The narrative perspective of wine is an additional stress in the new dynamics that affect or will affect the absolute protagonist of this story: the vine.
“The genetic potential of the vine”, illustrated the geneticist and ampelographer José Vouillamoz”, has not yet been maximized and this gives the wine world many alternative futures, especially looking at the problems that arise and will arise from the changing climate. Three options are most important to counter this degree of severity for the vine, building individuals capable of responding to new demands: the intersection, hybrids and genetically modified vines. It is not so much a question of which is the best method or road”, continued Vouillamoz, “but rather how to engage in new experiments. In Bordeaux, for example, since 2009 they have been working on "particle 52" a vineyard in which more than 300 varieties other than those historically grown in the Medoc are cultivated. In short, the issue is to identify the future of vine varieties for wine. However, there are examples that already can be taken as starting points: Zinfandel in the U.S., Carmenere in Chile, Malbec in Argentina or Sagrantino in Italy, rediscovered by Caprai after decades of neglect. In all these cases the success of the vines was a true discovery”.
So, in fifty years, will the most important grape varieties be the same? The geneticist-ampelographer tried to predict the future: “I think that in France, the Counoise and the Verdesse grape varieties will become important and in Italy, despite the abundance of traditional varieties, Lagrein and the Sardinian Nieddera, rediscovered by Contini could emerge.

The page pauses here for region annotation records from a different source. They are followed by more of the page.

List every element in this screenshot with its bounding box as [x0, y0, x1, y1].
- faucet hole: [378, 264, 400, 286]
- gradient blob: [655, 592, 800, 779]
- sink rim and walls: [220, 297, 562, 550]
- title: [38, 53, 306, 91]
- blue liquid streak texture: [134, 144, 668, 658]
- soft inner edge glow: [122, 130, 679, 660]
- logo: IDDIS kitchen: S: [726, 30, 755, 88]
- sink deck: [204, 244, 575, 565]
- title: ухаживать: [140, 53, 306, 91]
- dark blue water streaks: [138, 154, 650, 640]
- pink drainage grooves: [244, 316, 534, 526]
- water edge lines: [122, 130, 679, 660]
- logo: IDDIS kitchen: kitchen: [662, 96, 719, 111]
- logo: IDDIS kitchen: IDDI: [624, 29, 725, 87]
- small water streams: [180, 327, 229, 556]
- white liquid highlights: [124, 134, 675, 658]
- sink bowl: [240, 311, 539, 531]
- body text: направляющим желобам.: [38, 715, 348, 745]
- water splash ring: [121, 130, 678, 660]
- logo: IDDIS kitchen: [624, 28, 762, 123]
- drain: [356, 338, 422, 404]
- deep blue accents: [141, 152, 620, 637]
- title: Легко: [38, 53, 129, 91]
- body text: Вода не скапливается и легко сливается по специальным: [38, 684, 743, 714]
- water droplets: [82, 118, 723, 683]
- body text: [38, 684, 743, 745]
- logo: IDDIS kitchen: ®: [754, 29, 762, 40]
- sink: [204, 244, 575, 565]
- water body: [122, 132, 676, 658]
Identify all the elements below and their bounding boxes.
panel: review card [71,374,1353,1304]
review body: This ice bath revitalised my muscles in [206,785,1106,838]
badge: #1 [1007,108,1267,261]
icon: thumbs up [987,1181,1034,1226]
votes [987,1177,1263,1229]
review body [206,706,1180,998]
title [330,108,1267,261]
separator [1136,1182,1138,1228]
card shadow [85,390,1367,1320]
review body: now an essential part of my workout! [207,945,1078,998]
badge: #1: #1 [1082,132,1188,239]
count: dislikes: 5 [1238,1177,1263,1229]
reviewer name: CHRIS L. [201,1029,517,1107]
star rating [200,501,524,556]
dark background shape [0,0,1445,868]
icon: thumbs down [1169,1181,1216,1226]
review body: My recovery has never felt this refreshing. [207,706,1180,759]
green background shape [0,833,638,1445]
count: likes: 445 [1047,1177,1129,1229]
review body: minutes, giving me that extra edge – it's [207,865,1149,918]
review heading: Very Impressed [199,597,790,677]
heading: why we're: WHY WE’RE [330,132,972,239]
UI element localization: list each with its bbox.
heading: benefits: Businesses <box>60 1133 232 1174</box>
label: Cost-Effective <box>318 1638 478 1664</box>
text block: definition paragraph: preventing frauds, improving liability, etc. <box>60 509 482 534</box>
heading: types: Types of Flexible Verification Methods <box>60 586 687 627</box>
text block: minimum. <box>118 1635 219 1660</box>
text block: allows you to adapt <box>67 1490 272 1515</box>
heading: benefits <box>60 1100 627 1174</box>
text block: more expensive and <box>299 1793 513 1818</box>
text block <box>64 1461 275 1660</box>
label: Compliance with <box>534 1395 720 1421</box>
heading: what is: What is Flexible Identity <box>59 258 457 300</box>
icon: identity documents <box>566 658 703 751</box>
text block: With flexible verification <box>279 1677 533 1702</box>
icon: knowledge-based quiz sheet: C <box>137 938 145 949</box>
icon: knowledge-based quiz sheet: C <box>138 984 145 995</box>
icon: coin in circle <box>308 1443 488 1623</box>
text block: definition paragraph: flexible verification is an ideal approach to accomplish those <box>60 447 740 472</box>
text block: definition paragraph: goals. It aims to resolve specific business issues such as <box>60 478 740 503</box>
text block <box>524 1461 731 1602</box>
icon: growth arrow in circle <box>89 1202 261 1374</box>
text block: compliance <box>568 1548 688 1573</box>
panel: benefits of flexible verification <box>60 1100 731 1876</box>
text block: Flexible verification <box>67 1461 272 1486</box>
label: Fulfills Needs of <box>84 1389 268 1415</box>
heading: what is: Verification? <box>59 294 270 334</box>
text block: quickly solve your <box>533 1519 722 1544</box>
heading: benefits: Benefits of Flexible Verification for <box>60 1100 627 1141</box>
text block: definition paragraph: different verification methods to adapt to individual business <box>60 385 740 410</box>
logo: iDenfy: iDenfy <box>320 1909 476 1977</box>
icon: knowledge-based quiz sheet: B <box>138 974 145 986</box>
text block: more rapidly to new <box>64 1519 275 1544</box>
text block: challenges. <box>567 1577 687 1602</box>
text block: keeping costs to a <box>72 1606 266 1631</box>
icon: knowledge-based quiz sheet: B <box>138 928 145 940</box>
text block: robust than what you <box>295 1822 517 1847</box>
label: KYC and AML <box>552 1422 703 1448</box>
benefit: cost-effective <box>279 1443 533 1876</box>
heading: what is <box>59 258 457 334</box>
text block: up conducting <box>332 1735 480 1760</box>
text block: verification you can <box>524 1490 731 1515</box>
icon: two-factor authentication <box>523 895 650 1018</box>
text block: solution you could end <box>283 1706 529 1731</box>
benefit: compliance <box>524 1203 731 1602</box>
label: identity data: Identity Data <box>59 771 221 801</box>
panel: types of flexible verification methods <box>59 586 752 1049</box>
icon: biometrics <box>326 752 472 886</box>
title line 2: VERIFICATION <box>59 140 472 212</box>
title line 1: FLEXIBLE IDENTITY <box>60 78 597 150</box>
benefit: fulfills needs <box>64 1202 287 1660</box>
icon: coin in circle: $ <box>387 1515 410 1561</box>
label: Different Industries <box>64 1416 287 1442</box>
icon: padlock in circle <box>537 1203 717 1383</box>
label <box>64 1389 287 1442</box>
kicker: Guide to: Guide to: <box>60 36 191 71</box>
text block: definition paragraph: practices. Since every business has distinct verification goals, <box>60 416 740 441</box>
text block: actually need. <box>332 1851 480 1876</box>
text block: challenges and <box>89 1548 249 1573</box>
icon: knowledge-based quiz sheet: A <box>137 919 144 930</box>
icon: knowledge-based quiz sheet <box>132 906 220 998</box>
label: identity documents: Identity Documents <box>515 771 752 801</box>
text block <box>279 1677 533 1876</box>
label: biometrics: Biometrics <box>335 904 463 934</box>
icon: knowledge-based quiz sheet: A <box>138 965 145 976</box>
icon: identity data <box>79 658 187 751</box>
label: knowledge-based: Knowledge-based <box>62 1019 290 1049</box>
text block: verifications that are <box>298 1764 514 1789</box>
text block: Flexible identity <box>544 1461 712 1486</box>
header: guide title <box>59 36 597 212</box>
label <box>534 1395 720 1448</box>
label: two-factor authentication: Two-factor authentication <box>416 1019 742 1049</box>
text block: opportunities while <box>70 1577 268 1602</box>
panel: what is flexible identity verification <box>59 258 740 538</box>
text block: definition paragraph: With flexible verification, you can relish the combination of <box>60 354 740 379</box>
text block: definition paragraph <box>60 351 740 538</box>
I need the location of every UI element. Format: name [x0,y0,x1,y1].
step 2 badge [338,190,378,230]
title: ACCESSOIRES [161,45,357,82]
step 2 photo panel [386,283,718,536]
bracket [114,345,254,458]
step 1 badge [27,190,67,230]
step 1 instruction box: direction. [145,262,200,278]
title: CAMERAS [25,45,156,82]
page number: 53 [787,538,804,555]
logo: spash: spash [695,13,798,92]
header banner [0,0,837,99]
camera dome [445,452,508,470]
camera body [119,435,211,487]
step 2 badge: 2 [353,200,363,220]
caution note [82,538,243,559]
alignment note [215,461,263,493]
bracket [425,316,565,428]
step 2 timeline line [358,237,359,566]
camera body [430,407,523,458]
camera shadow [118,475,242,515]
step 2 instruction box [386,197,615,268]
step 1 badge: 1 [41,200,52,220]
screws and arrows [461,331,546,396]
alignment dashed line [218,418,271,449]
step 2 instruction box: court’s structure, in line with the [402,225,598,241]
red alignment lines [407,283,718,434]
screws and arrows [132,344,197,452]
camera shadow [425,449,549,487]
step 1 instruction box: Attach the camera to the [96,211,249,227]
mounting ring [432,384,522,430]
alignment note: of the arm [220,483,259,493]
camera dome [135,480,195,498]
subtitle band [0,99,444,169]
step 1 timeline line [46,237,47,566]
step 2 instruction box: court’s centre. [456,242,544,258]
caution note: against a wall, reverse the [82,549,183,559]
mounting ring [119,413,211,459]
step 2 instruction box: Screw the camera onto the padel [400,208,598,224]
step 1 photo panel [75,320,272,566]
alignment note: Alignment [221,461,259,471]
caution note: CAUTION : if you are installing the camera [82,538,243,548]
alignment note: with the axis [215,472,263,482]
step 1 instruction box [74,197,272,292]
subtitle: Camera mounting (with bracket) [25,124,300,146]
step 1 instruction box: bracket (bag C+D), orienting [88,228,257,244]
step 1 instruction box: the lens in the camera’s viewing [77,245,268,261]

The main features of these varieties are the intensity of color and lightness. For now, Tempranillo, Syrah, Cabernet Sauvignon and Merlot ‘win’”.
Understanding where the wine world is headed and above all what the margins of success and expansion of companies that are committed not only in multiple territories but also on several continents, is very difficult. In the words of Christophe Salin, CEO Domaines Baron de Rothschild, “we began to realize that we were successful one hundred years later and then we expanded beyond the borders of our Château”.